A last image belongs to this photographic discourse of little reality, which, if it is neither that of a bridge nor of a footbridge, however is still that of a place of passage: a metallic staircase of which one ignores again from where it starts and where it leads (illustration 3).

Jean Arrouye
Its disposition is singular and effective to transform its perception and interpretation. Singular, for the metallic staircase, seen in profile, emerges from a fog of the same nature as that which surrounded the footbridge at almost half the height of the photograph and approximately in the middle of its width, to then rise towards the right and disappear, cut by the framing. Effective, for this elevated position, which makes that as well the staircase seems to emerge from clouds, and its disappearance in the course of ascent, which allows imagining an unlimited pursuit of its elevation, contribute to making it a mysterious object that evokes more a modern variant of Jacob's ladder than an industrial instrument.

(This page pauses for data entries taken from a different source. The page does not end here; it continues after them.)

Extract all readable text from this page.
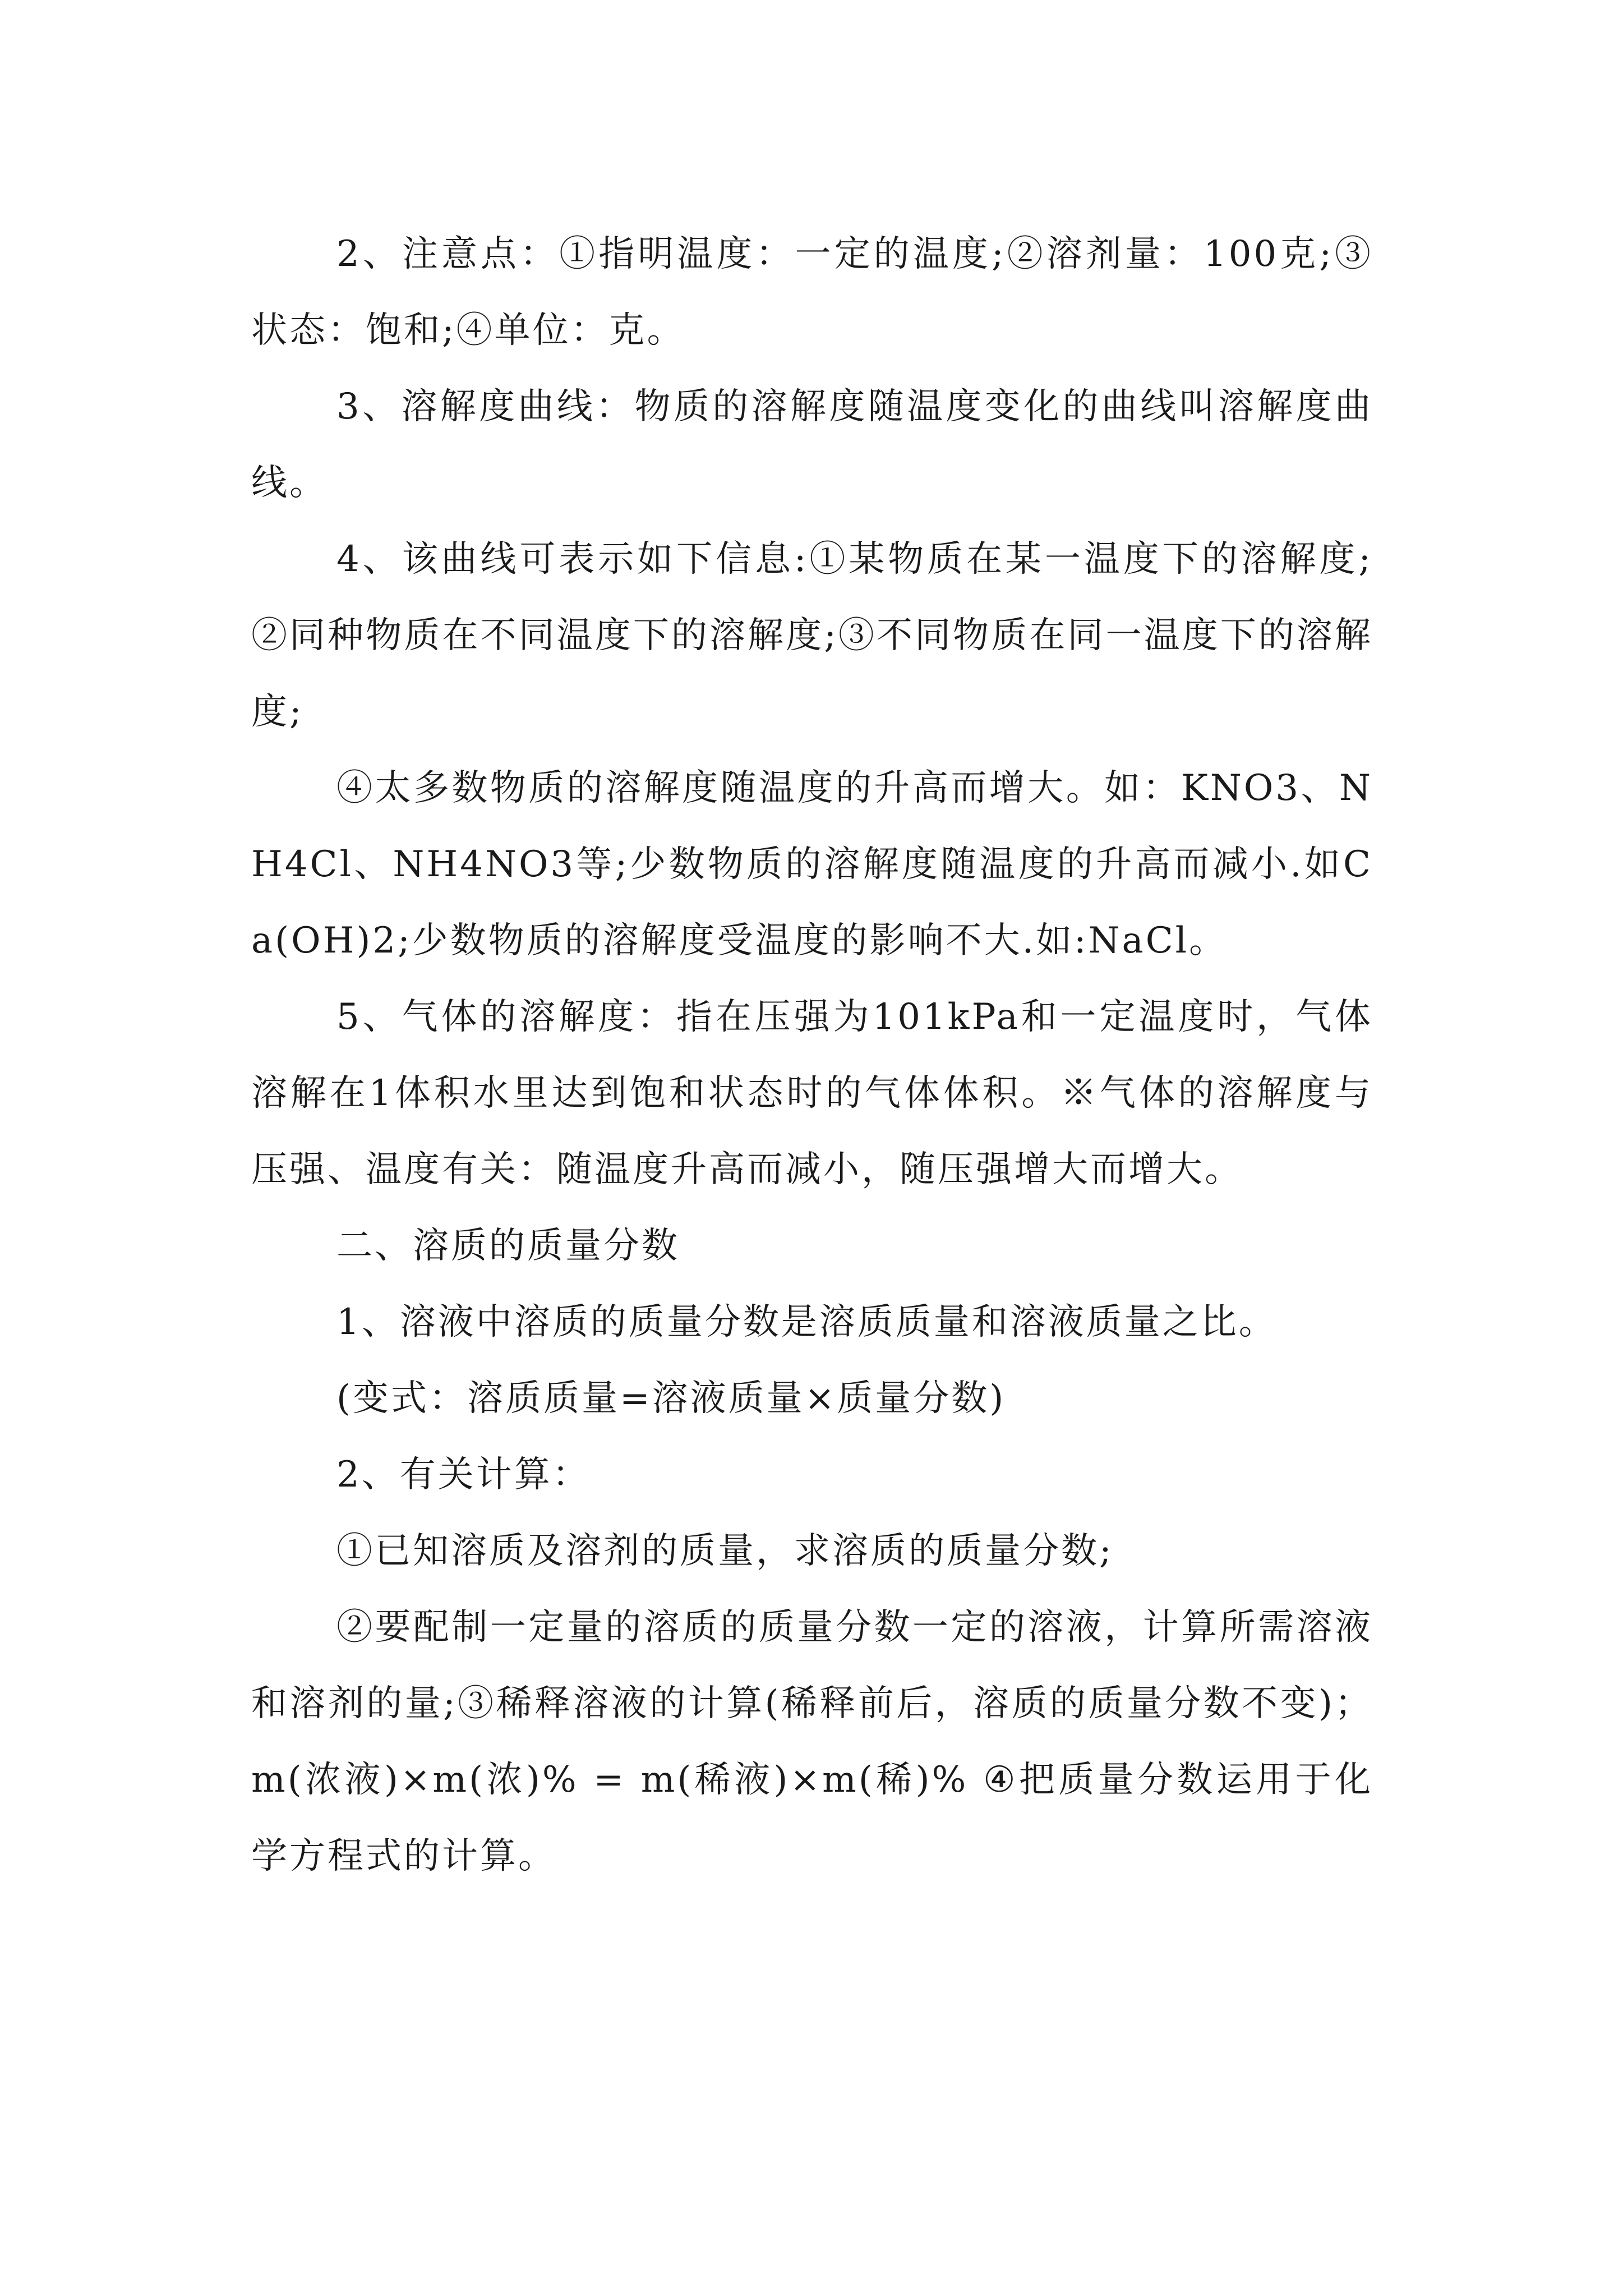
2、注意点：①指明温度：一定的温度;②溶剂量：100克;③状态：饱和;④单位：克。

3、溶解度曲线：物质的溶解度随温度变化的曲线叫溶解度曲线。

4、该曲线可表示如下信息:①某物质在某一温度下的溶解度;②同种物质在不同温度下的溶解度;③不同物质在同一温度下的溶解度;

④太多数物质的溶解度随温度的升高而增大。如：KNO3、NH4Cl、NH4NO3等;少数物质的溶解度随温度的升高而减小.如Ca(OH)2;少数物质的溶解度受温度的影响不大.如:NaCl。

5、气体的溶解度：指在压强为101kPa和一定温度时，气体溶解在1体积水里达到饱和状态时的气体体积。※气体的溶解度与压强、温度有关：随温度升高而减小，随压强增大而增大。

二、溶质的质量分数

1、溶液中溶质的质量分数是溶质质量和溶液质量之比。

(变式：溶质质量=溶液质量×质量分数)

2、有关计算：

①已知溶质及溶剂的质量，求溶质的质量分数;

②要配制一定量的溶质的质量分数一定的溶液，计算所需溶液和溶剂的量;③稀释溶液的计算(稀释前后，溶质的质量分数不变)；m(浓液)×m(浓)% = m(稀液)×m(稀)% ④把质量分数运用于化学方程式的计算。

The double treatment, circumstantial, which makes that bridge, footbridge and staircase are unlocatable locally and temporally and therefore without imaginable use, and photographic, which mis-measures or transfigures them, makes that, in Michel Rajkovic's photographs, they fully participate in what, according to André Breton himself, is the principal character of surrealism, "operation of great scope bearing on language [...] whose elements [are] withdrawn from their [...] strictly utilitarian use, which was the only means of emancipating them and restoring to them all their power"12 poetic. This is what, mutatis mutandis, happens to them, indeed, thanks to the way in which the photographer treats them and the symbolic transformation that results from it. They thus satisfy the requirement expressed by Paul Valéry, that André Breton would not disavow, that "a work of art should always teach us that we had not seen what we believe we see"13.